La portata storica della legge contro il revenge porn

Fino ad un mese fa la possibilità di vedere istituita in Italia una legge in materia di vendetta pornografica, o revenge porn, sembrava destinata a svanire in seguito all’ennesima bocciatura da parte della Camera dei Deputati. Così, quando lo scorso 2 aprile, è stata annunciata l’approvazione unanime del disegno di legge «Codice rosso», comprendente modifiche al codice penale e di procedura penale in materia di violenza di genere, questo cambio di rotta è stato percepito come un momento storico per la società italiana. Al pari dell’istituzione della legge 194 sull’interruzione della gravidanza negli anni ’70, l’introduzione del reato di revenge porn rappresenta una vittoria non solo per i suoi sostenitori, primo fra tutti il movimento femminista, ma per l’intera società civile italiana.

Al contrario di quanto si possa pensare, infatti, l’istituzione del reato di vendetta pornografica non  assume valore solo da un punto di vista penale, stabilendo una pena per coloro che diffondono materiale pornografico senza il consenso dei soggetti ritratti, ma soprattutto da un punto di vista sociale proponendo una profonda riflessione su un sistema di valori e credenze fino ad oggi considerato accettabile dal senso comune. 

Se infatti la reazione diffusa di fronte a episodi del genere è stata di norma, per uno strano scambio di ruoli, quella di colpevolizzare la vittima affermando che «se l’è cercata» o «io al suo posto non mi sarei fatta filmare», l’esistenza stessa del reato di pornovendetta pone evidentemente dei limiti tra ciò che è libero esercizio della propria volontà e ciò che invece risulta essere a tutti gli effetti una violazione dell’intimità. Frasi di questo genere risultano sbagliate sulla base dello stesso principio per cui riteniamo ogni individuo libero di agire e compiere scelte destinate a definirlo. Ridurre lo spessore morale di una donna, così come di un uomo, in base alla sua libera scelta di farsi ritrarre o meno in situazioni di intimità implica il coinvolgimento e l’applicazione della morale personale ad una situazione esterna e per questo motivo non definibile entro termini soggettivi.

«Combattere questo odioso fenomeno non è una questione di appartenenze politiche ma di civiltà» ha dichiarato dopo l’approvazione Laura Boldrini, promotrice di numerose campagne di sensibilizzazione sull’argomento e volto pubblico di una petizione, quella sull’introduzione del reato di pornovendetta, nata dal basso. Così quasi all’improvviso, in uno scenario politico più che mai frammentato, l’approvazione di questo emendamento segna la rivincita della buona politica nell’accezione che le è più propria: una politica che ha come oggetto e centro la vita comune e il suo benessere e che di fronte alle richieste dei suoi cittadini non conosce schieramento o ideologia. 

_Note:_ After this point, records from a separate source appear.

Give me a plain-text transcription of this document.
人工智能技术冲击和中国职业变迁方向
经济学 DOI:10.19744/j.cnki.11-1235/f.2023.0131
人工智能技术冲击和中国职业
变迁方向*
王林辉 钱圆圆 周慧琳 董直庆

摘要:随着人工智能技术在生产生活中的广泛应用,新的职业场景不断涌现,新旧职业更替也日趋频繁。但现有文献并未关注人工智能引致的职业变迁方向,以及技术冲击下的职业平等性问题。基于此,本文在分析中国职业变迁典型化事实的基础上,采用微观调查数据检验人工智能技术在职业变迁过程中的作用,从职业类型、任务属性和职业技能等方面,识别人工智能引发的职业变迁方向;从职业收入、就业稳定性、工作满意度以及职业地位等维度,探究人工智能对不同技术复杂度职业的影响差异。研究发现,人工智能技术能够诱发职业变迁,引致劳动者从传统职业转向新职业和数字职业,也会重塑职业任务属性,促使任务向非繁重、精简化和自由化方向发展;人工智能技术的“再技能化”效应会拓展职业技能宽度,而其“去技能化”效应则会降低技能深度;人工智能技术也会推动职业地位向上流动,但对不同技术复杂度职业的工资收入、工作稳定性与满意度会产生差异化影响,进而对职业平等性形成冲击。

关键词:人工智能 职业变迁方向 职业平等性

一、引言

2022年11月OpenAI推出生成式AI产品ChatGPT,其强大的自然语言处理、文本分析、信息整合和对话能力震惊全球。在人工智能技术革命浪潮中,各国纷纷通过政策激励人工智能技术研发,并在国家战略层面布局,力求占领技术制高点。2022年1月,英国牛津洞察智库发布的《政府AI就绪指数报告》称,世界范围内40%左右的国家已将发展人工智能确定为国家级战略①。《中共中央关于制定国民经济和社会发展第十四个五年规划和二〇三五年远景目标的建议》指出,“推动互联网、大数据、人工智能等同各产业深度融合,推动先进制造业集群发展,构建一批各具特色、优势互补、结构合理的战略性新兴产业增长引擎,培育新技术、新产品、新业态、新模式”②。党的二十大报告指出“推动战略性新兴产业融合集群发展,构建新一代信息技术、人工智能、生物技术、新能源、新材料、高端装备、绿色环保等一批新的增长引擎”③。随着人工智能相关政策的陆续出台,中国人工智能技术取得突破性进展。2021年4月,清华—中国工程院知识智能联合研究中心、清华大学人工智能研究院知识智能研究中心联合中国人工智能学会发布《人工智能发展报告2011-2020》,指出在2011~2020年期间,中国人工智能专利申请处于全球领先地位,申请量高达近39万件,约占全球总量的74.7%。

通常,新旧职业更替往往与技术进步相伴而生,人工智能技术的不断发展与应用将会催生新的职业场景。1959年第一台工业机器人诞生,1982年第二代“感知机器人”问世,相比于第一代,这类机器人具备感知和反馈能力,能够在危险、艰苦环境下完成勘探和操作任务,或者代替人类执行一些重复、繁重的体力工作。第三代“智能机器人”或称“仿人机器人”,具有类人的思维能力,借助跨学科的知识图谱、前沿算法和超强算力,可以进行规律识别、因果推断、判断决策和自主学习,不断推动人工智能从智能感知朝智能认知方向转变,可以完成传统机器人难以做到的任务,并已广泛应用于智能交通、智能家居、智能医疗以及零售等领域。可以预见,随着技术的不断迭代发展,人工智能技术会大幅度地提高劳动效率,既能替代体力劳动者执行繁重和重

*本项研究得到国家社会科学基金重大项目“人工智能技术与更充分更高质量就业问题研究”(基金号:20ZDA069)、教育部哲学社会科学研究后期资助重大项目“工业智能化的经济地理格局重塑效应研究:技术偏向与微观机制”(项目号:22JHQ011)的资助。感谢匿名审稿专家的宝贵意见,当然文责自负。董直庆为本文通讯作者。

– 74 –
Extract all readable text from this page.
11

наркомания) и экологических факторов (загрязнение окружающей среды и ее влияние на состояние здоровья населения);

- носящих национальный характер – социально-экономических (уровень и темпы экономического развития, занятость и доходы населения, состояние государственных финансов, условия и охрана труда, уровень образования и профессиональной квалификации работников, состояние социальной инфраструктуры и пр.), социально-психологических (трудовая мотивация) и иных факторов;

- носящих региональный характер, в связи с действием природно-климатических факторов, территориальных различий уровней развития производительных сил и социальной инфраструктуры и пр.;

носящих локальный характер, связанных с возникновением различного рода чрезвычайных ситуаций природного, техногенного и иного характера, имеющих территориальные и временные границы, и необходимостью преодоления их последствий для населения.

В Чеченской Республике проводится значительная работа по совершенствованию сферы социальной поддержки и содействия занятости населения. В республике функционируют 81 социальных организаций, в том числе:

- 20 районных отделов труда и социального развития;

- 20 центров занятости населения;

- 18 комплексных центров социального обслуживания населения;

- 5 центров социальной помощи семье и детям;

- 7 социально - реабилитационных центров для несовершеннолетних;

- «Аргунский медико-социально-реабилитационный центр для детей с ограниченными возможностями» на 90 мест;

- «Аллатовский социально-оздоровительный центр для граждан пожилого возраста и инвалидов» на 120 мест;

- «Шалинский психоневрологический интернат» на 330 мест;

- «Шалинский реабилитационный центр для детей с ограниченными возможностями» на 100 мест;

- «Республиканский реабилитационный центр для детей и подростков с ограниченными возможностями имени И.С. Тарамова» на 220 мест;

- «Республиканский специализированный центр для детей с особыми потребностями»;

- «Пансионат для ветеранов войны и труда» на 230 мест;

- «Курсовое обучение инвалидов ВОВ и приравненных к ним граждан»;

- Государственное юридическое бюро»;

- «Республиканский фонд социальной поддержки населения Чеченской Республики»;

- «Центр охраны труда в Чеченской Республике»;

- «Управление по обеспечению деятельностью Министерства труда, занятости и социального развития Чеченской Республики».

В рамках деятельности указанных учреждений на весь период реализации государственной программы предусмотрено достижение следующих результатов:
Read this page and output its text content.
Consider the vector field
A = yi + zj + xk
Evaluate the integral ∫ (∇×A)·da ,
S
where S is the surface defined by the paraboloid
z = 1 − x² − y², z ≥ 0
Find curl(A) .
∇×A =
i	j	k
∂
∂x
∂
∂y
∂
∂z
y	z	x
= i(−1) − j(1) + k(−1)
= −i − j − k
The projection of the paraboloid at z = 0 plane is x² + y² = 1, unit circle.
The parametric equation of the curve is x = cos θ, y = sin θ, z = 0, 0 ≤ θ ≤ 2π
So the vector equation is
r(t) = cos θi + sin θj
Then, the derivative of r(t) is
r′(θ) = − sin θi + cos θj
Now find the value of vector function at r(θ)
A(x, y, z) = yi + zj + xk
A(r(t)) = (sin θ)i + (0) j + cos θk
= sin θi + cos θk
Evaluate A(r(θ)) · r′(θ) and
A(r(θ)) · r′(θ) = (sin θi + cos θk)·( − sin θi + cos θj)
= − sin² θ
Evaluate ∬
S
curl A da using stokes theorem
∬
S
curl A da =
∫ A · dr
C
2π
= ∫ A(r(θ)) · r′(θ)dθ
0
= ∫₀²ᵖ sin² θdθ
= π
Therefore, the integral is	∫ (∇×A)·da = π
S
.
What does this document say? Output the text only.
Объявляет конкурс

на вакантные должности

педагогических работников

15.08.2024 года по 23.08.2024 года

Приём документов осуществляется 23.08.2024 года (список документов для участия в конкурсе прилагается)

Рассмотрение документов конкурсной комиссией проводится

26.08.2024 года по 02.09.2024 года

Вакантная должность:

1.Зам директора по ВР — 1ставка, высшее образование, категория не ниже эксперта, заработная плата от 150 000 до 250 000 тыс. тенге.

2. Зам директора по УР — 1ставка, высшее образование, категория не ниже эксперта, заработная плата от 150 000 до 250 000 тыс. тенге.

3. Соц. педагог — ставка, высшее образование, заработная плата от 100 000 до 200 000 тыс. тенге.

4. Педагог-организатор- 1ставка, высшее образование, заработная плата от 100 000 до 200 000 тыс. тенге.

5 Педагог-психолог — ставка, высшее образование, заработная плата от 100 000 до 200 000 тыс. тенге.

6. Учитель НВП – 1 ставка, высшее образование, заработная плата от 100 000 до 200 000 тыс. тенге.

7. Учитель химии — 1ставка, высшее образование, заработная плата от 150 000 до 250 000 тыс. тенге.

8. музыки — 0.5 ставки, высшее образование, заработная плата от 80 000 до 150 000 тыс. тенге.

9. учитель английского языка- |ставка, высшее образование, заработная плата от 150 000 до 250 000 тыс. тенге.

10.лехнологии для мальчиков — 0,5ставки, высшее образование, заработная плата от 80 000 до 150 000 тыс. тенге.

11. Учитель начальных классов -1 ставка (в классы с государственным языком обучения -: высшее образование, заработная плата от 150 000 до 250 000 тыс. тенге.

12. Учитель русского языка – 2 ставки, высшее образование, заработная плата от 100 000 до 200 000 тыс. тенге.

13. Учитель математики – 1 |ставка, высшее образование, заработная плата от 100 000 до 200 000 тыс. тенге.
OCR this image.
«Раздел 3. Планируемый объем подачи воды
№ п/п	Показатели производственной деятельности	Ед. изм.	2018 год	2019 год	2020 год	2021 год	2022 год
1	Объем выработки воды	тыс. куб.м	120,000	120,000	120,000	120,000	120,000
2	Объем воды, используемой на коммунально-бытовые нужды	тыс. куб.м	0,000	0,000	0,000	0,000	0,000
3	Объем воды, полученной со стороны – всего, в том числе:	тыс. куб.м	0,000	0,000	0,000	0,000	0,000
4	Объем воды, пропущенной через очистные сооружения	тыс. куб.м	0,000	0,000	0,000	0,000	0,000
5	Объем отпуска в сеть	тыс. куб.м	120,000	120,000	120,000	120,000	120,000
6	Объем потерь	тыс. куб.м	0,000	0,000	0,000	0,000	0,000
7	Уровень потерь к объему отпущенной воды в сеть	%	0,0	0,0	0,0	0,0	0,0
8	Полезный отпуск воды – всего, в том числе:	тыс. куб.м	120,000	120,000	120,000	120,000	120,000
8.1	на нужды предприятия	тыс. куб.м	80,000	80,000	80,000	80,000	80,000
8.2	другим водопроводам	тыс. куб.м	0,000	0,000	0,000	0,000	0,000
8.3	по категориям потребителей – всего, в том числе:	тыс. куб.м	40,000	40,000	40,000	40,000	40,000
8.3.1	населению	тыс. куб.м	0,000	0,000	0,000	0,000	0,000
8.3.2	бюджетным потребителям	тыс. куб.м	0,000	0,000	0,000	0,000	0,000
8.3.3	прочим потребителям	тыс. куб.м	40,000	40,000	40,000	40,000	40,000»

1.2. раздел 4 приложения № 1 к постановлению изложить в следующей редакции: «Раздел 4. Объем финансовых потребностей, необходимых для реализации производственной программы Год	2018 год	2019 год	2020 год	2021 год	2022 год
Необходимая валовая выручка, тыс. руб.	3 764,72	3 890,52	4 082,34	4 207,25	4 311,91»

In un contesto che dovrebbe essere svincolato da dinamiche di potere e dalla stigmatizzazione del sesso, la discussione sul reato di revenge porn restituisce così centralità a chi tra le parti subisce una violazione dell’intimità permettendo di parlare non solo di vittime, ma soprattutto di colpevoli e fornendo un’importante lezione sulle responsabilità e capacità della politica di influenzare e invertire tendenze ritenute immutabili.